Karnath H O
Department of Neurology, University of Tübingen, Germany.
Philos Trans R Soc Lond B Biol Sci. 1997 Oct 29;352(1360):1411-9. doi: 10.1098/rstb.1997.0127.
Damage to the human parietal cortex leads to disturbances of spatial perception and of motor behaviour. Within the parietal lobe, lesions of the superior and of the inferior lobule induce quite different, characteristic deficits. Patients with inferior (predominantly right) parietal lobe lesions fail to explore the contralesional part of space by eye or limb movements (spatial neglect). In contrast, superior parietal lobe lesions lead to specific impairments of goal-directed movements (optic ataxia). The observations reported in this paper support the view of dissociated functions represented in the inferior and the superior lobule of the human parietal cortex. They suggest that a spatial reference frame for exploratory behaviour is disturbed in patients with neglect. Data from these patients' visual search argue that their failure to explore the contralesional side is due to a disturbed input transformation leading to a deviation of egocentric space representation to the ipsilesional side. Data further show that this deviation follows a rotation around the earth-vertical body axis to the ipsilesional side rather than a translation towards that side. The results are in clear contrast to explanations that assume a lateral gradient ranging from a minimum of exploration in the extreme contralesional to a maximum in the extreme ipsilesional hemispace. Moreover, the failure to orient towards and to explore the contralesional part of space appears to be distinct from those deficits observed once an object of interest has been located and releases reaching. Although patients with neglect exhibit a severe bias of exploratory movements, their hand trajectories to targets in peripersonal space may follow a straight path. This result suggests that (i) exploratory and (ii) goal-directed behaviour in space do not share the same neural control mechanisms. Neural representation of space in the inferior parietal lobule seems to serve as a matrix for spatial exploration and for orienting in space but not for visuomotor processes involved in reaching for objects. Disturbances of such processes rather appear to be prominent in patients with more superior parietal lobe lesions and optic ataxia.
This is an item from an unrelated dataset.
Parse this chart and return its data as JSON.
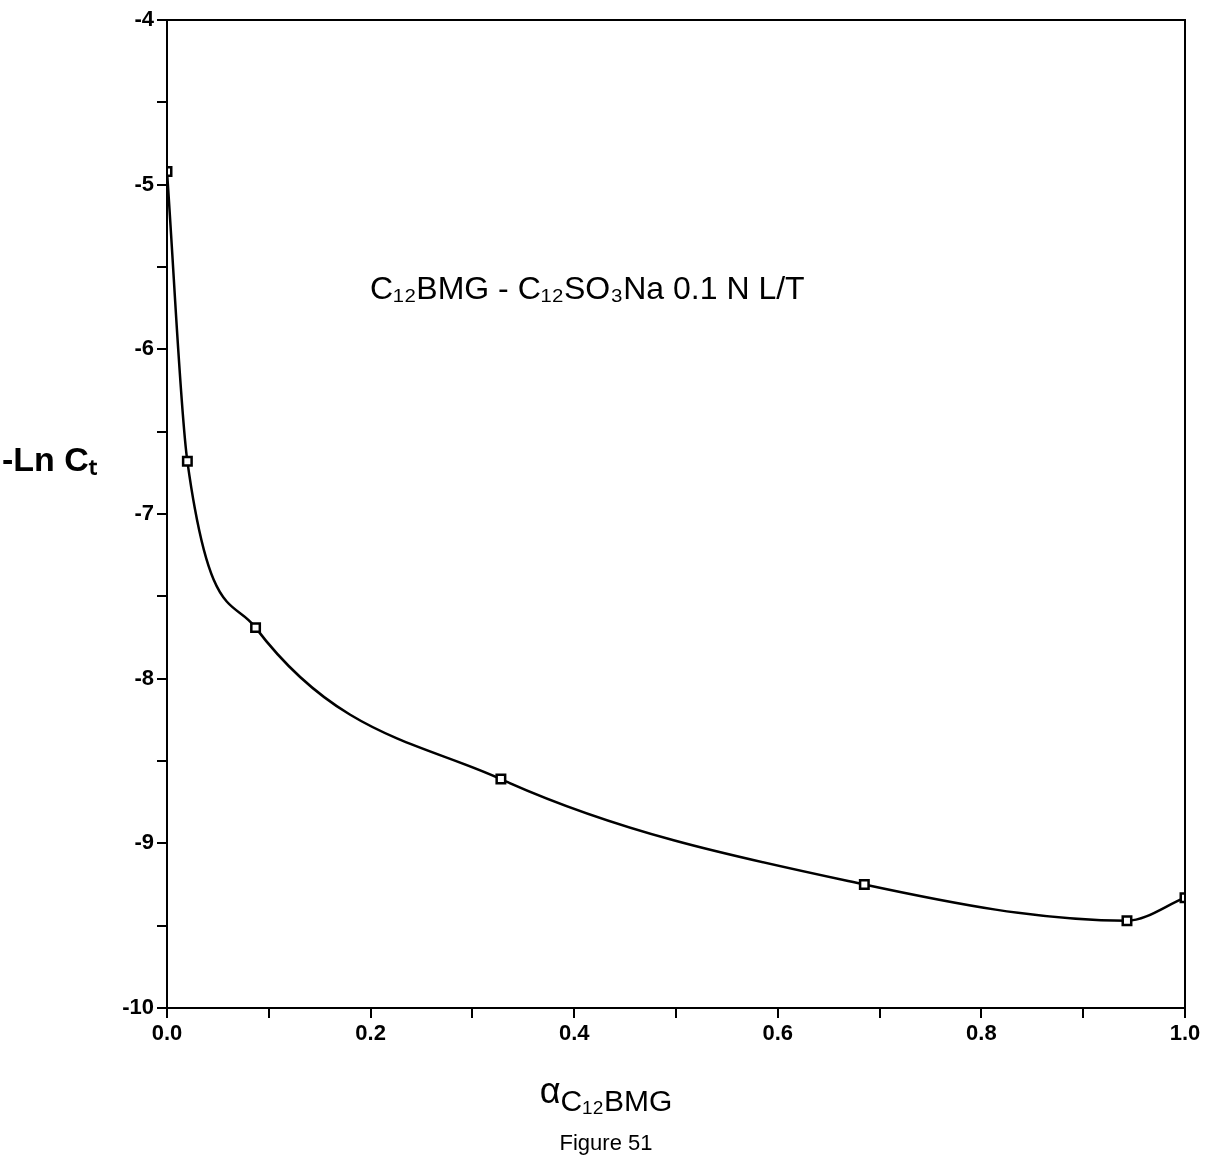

人类顶叶皮质受损会导致空间感知和运动行为障碍。在顶叶内,上小叶和下小叶的损伤会引发截然不同的典型缺陷。下(主要是右侧)顶叶病变的患者无法通过眼睛或肢体运动探索对侧空间(空间忽视)。相比之下,上顶叶病变会导致目标导向运动的特定损伤(视觉性共济失调)。本文报告的观察结果支持了人类顶叶皮质下小叶和上小叶功能分离的观点。这些结果表明,忽视患者探索行为的空间参照系受到了干扰。来自这些患者视觉搜索的数据表明,他们未能探索对侧空间是由于输入转换受到干扰,导致以自我为中心的空间表征向同侧偏移。数据还进一步表明,这种偏移是围绕身体垂直轴旋转至同侧,而非向同侧平移。这些结果与以下解释形成鲜明对比:即假设存在一个从极端对侧的最小探索到极端同侧半空间的最大探索的横向梯度。此外,无法朝向和探索对侧空间似乎与一旦找到感兴趣的物体并开始伸手抓取时所观察到的缺陷不同。尽管忽视患者在探索运动方面存在严重偏差,但他们伸向个人空间内目标的手部轨迹可能是直线路径。这一结果表明:(i)空间中的探索行为和(ii)目标导向行为并不共享相同的神经控制机制。下顶叶小叶中的空间神经表征似乎充当空间探索和空间定向的基质,但不参与伸手抓取物体所涉及的视觉运动过程。此类过程的干扰在患有更严重上顶叶病变和视觉性共济失调的患者中似乎更为突出。